INVESTIGADORES
CAVASOTTO Claudio Norberto
artículos
Título:
Solvent effects on the NMR shieldings of stacked DNA base pairs
Autor/es:
MARTINEZ, F.A.; ADLER, NATALIA S; CAVASOTTO, CLAUDIO N.; AUCAR, GUSTAVO A.
Revista:
PHYSICAL CHEMISTRY CHEMICAL PHYSICS
Editorial:
ROYAL SOC CHEMISTRY
Referencias:
Lugar: CAMBRIDGE; Año: 2022 vol. 24 p. 18150 - 18160
ISSN:
1463-9076
Resumen:
Stacking effects are among the most important ones in DNA. We have recently studied its influence in fragments of DNA through the analysis of NMR magnetic shieldings, firstly in vacuo. As a continuation of this line of research we show here the influence of solvent effects on those shieldings through the application of both, explicit and implicit models.

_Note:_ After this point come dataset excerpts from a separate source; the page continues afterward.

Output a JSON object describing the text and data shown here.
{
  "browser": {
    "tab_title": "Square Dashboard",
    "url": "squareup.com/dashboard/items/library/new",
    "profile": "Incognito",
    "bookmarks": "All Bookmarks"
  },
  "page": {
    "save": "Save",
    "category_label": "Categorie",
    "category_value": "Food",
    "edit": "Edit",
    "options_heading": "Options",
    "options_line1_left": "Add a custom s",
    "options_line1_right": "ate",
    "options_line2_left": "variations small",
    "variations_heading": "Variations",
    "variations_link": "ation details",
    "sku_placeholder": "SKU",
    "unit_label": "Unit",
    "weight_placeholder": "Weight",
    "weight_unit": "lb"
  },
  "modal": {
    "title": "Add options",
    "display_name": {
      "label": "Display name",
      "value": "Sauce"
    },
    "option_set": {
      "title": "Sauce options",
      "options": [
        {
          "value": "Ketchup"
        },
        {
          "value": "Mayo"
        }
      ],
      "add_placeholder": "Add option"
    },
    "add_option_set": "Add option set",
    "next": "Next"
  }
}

We found that the explict solvent model is the most appropiate to consider due to results match in general better with experiments and also one get a clear knowledge of the electronic origin of the value of the shieldings. Our study is grounded on a recently developed theoretical model of our own, by which we are able to learn about magnetic effects of given fragments of DNA molecules on selected base pairs. We use the shieldings of the atoms of a central base pair (guanine-cytosine) of a selected fragment of DNA molecules as descriptors of physical effects, like pi-stacking and solvent. They can be taken separately and altogether. The former is introduced through the addition of some pairs above and below of the central one, and now, the latter is considered including a network of water molecules that consist of two solvation layers which were fixed in the calculations performed in all fragments. We show that solvent effects enhance the stacking effects on magnetic shieldings of atoms that belongs to the external N--H bonds. The net effect is of deshielding on both atoms. There is also a deshielding effect on Carbon atoms that belongs to C=O bonds for which the Oxygen atom has an explicit HB with a solvent water molecule. Solvent effects are found to be not higher than few percent of the total value of shieldings (between 1% to 5%) for most atoms, but there are few for which such effect can be higher. There is one nitrogen atom, the acceptor of the HB between guanine and cytosine, that is highly more shielded (around 15 ppm or 10%) when the explicit solvent is considered. In a similar manner the most external nitrogen atom of cytosine and the Hydrogen atom that is bonded to it, are highly deshielded (around 10 ppm for nitrogen and around 3 ppm for Hydrogen).